Employee Stock Options
Many companies offer employees stock options for the company they work for. They usually entail the employee receiving the right to purchase a specified number of shares of the employer’s stock at a specified price over a stated time period. The employee usually must remain with the company for a certain number of years (the vesting period) to be able to use the option. There are two different kinds of employee stock options, each with different characteristics that we will lay out the differences for. First, here’s a quick example of how an employee stock option may be set up.
Joe works at Company X and is offered stock options when he starts. He must work there for three years to be fully vested to earn the right to exercise the options. When he begins working, Company X’s stock price is $24 and they give him the option to purchase 100 shares of the stock at $27 over the next five years. Four years later, that stock is trading at $30. Now Joe has the option to buy the stock at $27 and sell it for $30 or hold onto it in hopes of more gains.
There are two types of employee stock options, nonqualified (NSO’s) and incentive (ISO’s). NSO’s are more common and are basically treated as a form of compensation. When they are exercised, the difference between the current market price and strike (offering) price is reported as wages on the tax returns of the employee and employer. Therefore, the employee is taxed as ordinary income while the company receives a tax deduction as salary expense. In Joe’s example, he could add $300 to his normal salary if he sells them and pay his usual income tax on that money.
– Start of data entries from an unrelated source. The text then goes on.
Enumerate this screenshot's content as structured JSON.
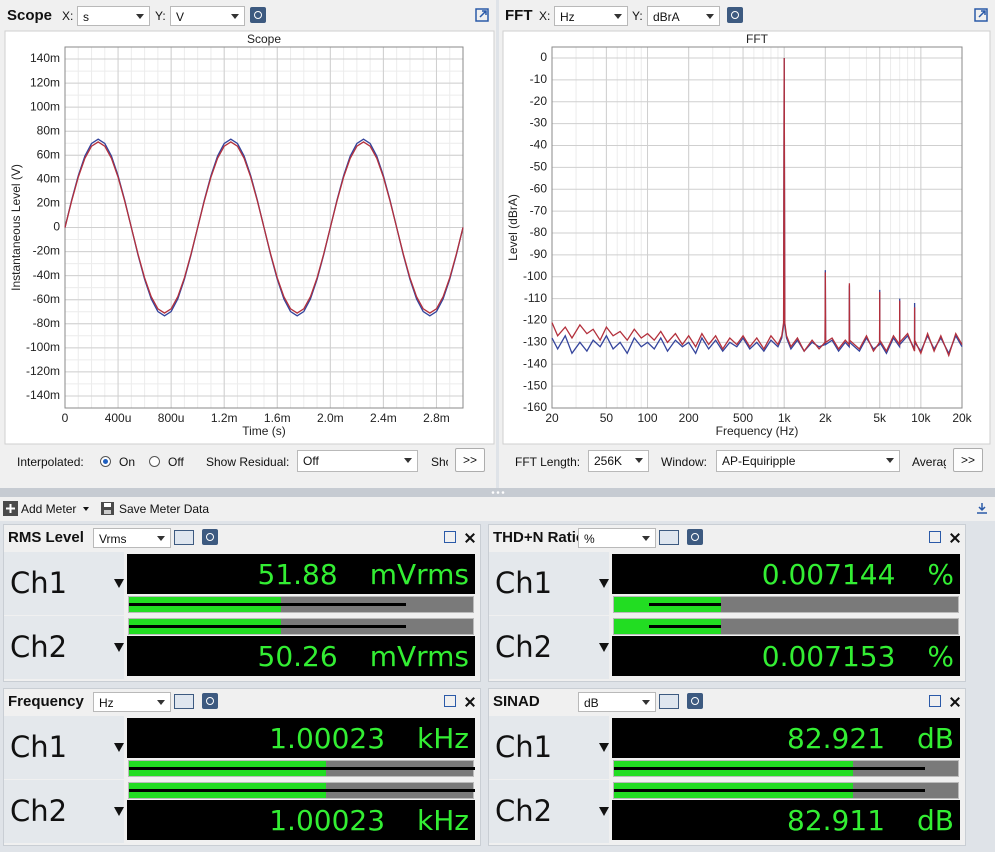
{
  "scope_panel": {
    "title": "Scope",
    "x_label": "X:",
    "x_unit": "s",
    "y_label": "Y:",
    "y_unit": "V",
    "controls": {
      "interpolated": "Interpolated:",
      "on": "On",
      "off": "Off",
      "show_residual": "Show Residual:",
      "residual_value": "Off",
      "clipped": "Sho",
      "more": ">>"
    }
  },
  "fft_panel": {
    "title": "FFT",
    "x_label": "X:",
    "x_unit": "Hz",
    "y_label": "Y:",
    "y_unit": "dBrA",
    "controls": {
      "fft_length": "FFT Length:",
      "fft_length_value": "256K",
      "window": "Window:",
      "window_value": "AP-Equiripple",
      "clipped": "Averag",
      "more": ">>"
    }
  },
  "chart_data": [
    {
      "type": "line",
      "title": "Scope",
      "x_label": "Time (s)",
      "y_label": "Instantaneous Level (V)",
      "x": [
        0,
        5e-05,
        0.0001,
        0.00015,
        0.0002,
        0.00025,
        0.0003,
        0.00035,
        0.0004,
        0.00045,
        0.0005,
        0.00055,
        0.0006,
        0.00065,
        0.0007,
        0.00075,
        0.0008,
        0.00085,
        0.0009,
        0.00095,
        0.001,
        0.00105,
        0.0011,
        0.00115,
        0.0012,
        0.00125,
        0.0013,
        0.00135,
        0.0014,
        0.00145,
        0.0015,
        0.00155,
        0.0016,
        0.00165,
        0.0017,
        0.00175,
        0.0018,
        0.00185,
        0.0019,
        0.00195,
        0.002,
        0.00205,
        0.0021,
        0.00215,
        0.0022,
        0.00225,
        0.0023,
        0.00235,
        0.0024,
        0.00245,
        0.0025,
        0.00255,
        0.0026,
        0.00265,
        0.0027,
        0.00275,
        0.0028,
        0.00285,
        0.0029,
        0.00295,
        0.003
      ],
      "series": [
        {
          "color": "#34449c",
          "values": [
            0,
            0.0227,
            0.0431,
            0.0594,
            0.0698,
            0.0734,
            0.0698,
            0.0594,
            0.0431,
            0.0227,
            0,
            -0.0227,
            -0.0431,
            -0.0594,
            -0.0698,
            -0.0734,
            -0.0698,
            -0.0594,
            -0.0431,
            -0.0227,
            0,
            0.0227,
            0.0431,
            0.0594,
            0.0698,
            0.0734,
            0.0698,
            0.0594,
            0.0431,
            0.0227,
            0,
            -0.0227,
            -0.0431,
            -0.0594,
            -0.0698,
            -0.0734,
            -0.0698,
            -0.0594,
            -0.0431,
            -0.0227,
            0,
            0.0227,
            0.0431,
            0.0594,
            0.0698,
            0.0734,
            0.0698,
            0.0594,
            0.0431,
            0.0227,
            0,
            -0.0227,
            -0.0431,
            -0.0594,
            -0.0698,
            -0.0734,
            -0.0698,
            -0.0594,
            -0.0431,
            -0.0227,
            0
          ]
        },
        {
          "color": "#b3303c",
          "values": [
            0,
            0.022,
            0.0418,
            0.0575,
            0.0676,
            0.0711,
            0.0676,
            0.0575,
            0.0418,
            0.022,
            0,
            -0.022,
            -0.0418,
            -0.0575,
            -0.0676,
            -0.0711,
            -0.0676,
            -0.0575,
            -0.0418,
            -0.022,
            0,
            0.022,
            0.0418,
            0.0575,
            0.0676,
            0.0711,
            0.0676,
            0.0575,
            0.0418,
            0.022,
            0,
            -0.022,
            -0.0418,
            -0.0575,
            -0.0676,
            -0.0711,
            -0.0676,
            -0.0575,
            -0.0418,
            -0.022,
            0,
            0.022,
            0.0418,
            0.0575,
            0.0676,
            0.0711,
            0.0676,
            0.0575,
            0.0418,
            0.022,
            0,
            -0.022,
            -0.0418,
            -0.0575,
            -0.0676,
            -0.0711,
            -0.0676,
            -0.0575,
            -0.0418,
            -0.022,
            0
          ]
        }
      ],
      "xlim": [
        0,
        0.003
      ],
      "xticks": [
        0,
        {
          "value": 0.0004,
          "label": "400u"
        },
        {
          "value": 0.0008,
          "label": "800u"
        },
        {
          "value": 0.0012,
          "label": "1.2m"
        },
        {
          "value": 0.0016,
          "label": "1.6m"
        },
        {
          "value": 0.002,
          "label": "2.0m"
        },
        {
          "value": 0.0024,
          "label": "2.4m"
        },
        {
          "value": 0.0028,
          "label": "2.8m"
        }
      ],
      "ylim": [
        -0.15,
        0.15
      ],
      "yticks": [
        {
          "value": 0.14,
          "label": "140m"
        },
        {
          "value": 0.12,
          "label": "120m"
        },
        {
          "value": 0.1,
          "label": "100m"
        },
        {
          "value": 0.08,
          "label": "80m"
        },
        {
          "value": 0.06,
          "label": "60m"
        },
        {
          "value": 0.04,
          "label": "40m"
        },
        {
          "value": 0.02,
          "label": "20m"
        },
        0,
        {
          "value": -0.02,
          "label": "-20m"
        },
        {
          "value": -0.04,
          "label": "-40m"
        },
        {
          "value": -0.06,
          "label": "-60m"
        },
        {
          "value": -0.08,
          "label": "-80m"
        },
        {
          "value": -0.1,
          "label": "-100m"
        },
        {
          "value": -0.12,
          "label": "-120m"
        },
        {
          "value": -0.14,
          "label": "-140m"
        }
      ],
      "grid": true,
      "xlog": false
    },
    {
      "type": "line",
      "title": "FFT",
      "x_label": "Frequency (Hz)",
      "y_label": "Level (dBrA)",
      "x": [
        20,
        22,
        25,
        28,
        32,
        36,
        40,
        45,
        50,
        56,
        63,
        71,
        80,
        90,
        100,
        112,
        125,
        140,
        160,
        180,
        200,
        225,
        250,
        280,
        315,
        355,
        400,
        450,
        500,
        560,
        630,
        710,
        800,
        900,
        960,
        990,
        1000,
        1010,
        1040,
        1120,
        1250,
        1400,
        1600,
        1800,
        1990,
        2000,
        2010,
        2240,
        2500,
        2800,
        2990,
        3000,
        3010,
        3550,
        4000,
        4500,
        4990,
        5000,
        5010,
        5600,
        6300,
        6990,
        7000,
        7010,
        8000,
        8990,
        9000,
        9010,
        10000,
        11200,
        12500,
        14000,
        16000,
        18000,
        20000
      ],
      "series": [
        {
          "color": "#34449c",
          "values": [
            -128,
            -133,
            -127,
            -135,
            -130,
            -134,
            -129,
            -132,
            -127,
            -133,
            -130,
            -135,
            -128,
            -132,
            -130,
            -133,
            -128,
            -134,
            -129,
            -132,
            -130,
            -135,
            -128,
            -133,
            -129,
            -134,
            -130,
            -132,
            -128,
            -133,
            -130,
            -134,
            -129,
            -132,
            -128,
            -122,
            0,
            -122,
            -128,
            -133,
            -129,
            -134,
            -130,
            -132,
            -131,
            -97,
            -131,
            -129,
            -134,
            -130,
            -132,
            -104,
            -130,
            -134,
            -128,
            -133,
            -131,
            -106,
            -130,
            -135,
            -128,
            -132,
            -110,
            -131,
            -127,
            -133,
            -112,
            -130,
            -134,
            -127,
            -133,
            -128,
            -135,
            -127,
            -132
          ]
        },
        {
          "color": "#b3303c",
          "values": [
            -121,
            -127,
            -123,
            -128,
            -122,
            -126,
            -124,
            -129,
            -123,
            -127,
            -125,
            -129,
            -124,
            -128,
            -126,
            -129,
            -125,
            -130,
            -126,
            -131,
            -127,
            -132,
            -126,
            -131,
            -127,
            -133,
            -128,
            -131,
            -127,
            -132,
            -128,
            -133,
            -127,
            -131,
            -127,
            -121,
            0,
            -121,
            -127,
            -132,
            -128,
            -134,
            -129,
            -133,
            -130,
            -98,
            -130,
            -128,
            -133,
            -129,
            -131,
            -103,
            -129,
            -133,
            -127,
            -134,
            -130,
            -107,
            -129,
            -134,
            -127,
            -131,
            -111,
            -130,
            -126,
            -134,
            -114,
            -129,
            -135,
            -126,
            -134,
            -127,
            -136,
            -126,
            -131
          ]
        }
      ],
      "xlim": [
        20,
        20000
      ],
      "xticks": [
        20,
        50,
        100,
        200,
        500,
        {
          "value": 1000,
          "label": "1k"
        },
        {
          "value": 2000,
          "label": "2k"
        },
        {
          "value": 5000,
          "label": "5k"
        },
        {
          "value": 10000,
          "label": "10k"
        },
        {
          "value": 20000,
          "label": "20k"
        }
      ],
      "ylim": [
        -160,
        5
      ],
      "yticks": [
        0,
        -10,
        -20,
        -30,
        -40,
        -50,
        -60,
        -70,
        -80,
        -90,
        -100,
        -110,
        -120,
        -130,
        -140,
        -150,
        -160
      ],
      "grid": true,
      "xlog": true
    }
  ],
  "toolbar": {
    "add_meter": "Add Meter",
    "save": "Save Meter Data"
  },
  "meters": [
    {
      "title": "RMS Level",
      "unit": "Vrms",
      "channels": [
        {
          "label": "Ch1",
          "reading": "51.88",
          "unit": "mVrms"
        },
        {
          "label": "Ch2",
          "reading": "50.26",
          "unit": "mVrms"
        }
      ]
    },
    {
      "title": "THD+N Ratio",
      "unit": "%",
      "channels": [
        {
          "label": "Ch1",
          "reading": "0.007144",
          "unit": "%"
        },
        {
          "label": "Ch2",
          "reading": "0.007153",
          "unit": "%"
        }
      ]
    },
    {
      "title": "Frequency",
      "unit": "Hz",
      "channels": [
        {
          "label": "Ch1",
          "reading": "1.00023",
          "unit": "kHz"
        },
        {
          "label": "Ch2",
          "reading": "1.00023",
          "unit": "kHz"
        }
      ]
    },
    {
      "title": "SINAD",
      "unit": "dB",
      "channels": [
        {
          "label": "Ch1",
          "reading": "82.921",
          "unit": "dB"
        },
        {
          "label": "Ch2",
          "reading": "82.911",
          "unit": "dB"
        }
      ]
    }
  ]
}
ISO’s can be more advantageous to the employee than NSO’s if done properly. There are generally no tax consequences to the employer, and if the purchased stock is held for at least two years after it was granted, or one year after it was exercised, the profits are reported as long-term capital gains. Although, these profits are normally recognized when calculating the Alternative Minimum Tax (AMT), but that’s something we will cover later. Say Joe exercised that option for $27 but didn’t sell it right away, and instead sold it two years later at the same $30 price. It’s the same $300 gain, but instead it will be taxed as a long-term capital gain, which is usually a lower rate, therefore putting a bit more money in his pocket.
Hopefully this may help employers better decide which stock options may be right for their company, or employees better understand what their options are for their stock options. They can be a great incentive for employees to work hard because if they succeed, the company’s stock price will hopefully rise and that’s something everyone can reap the benefits of.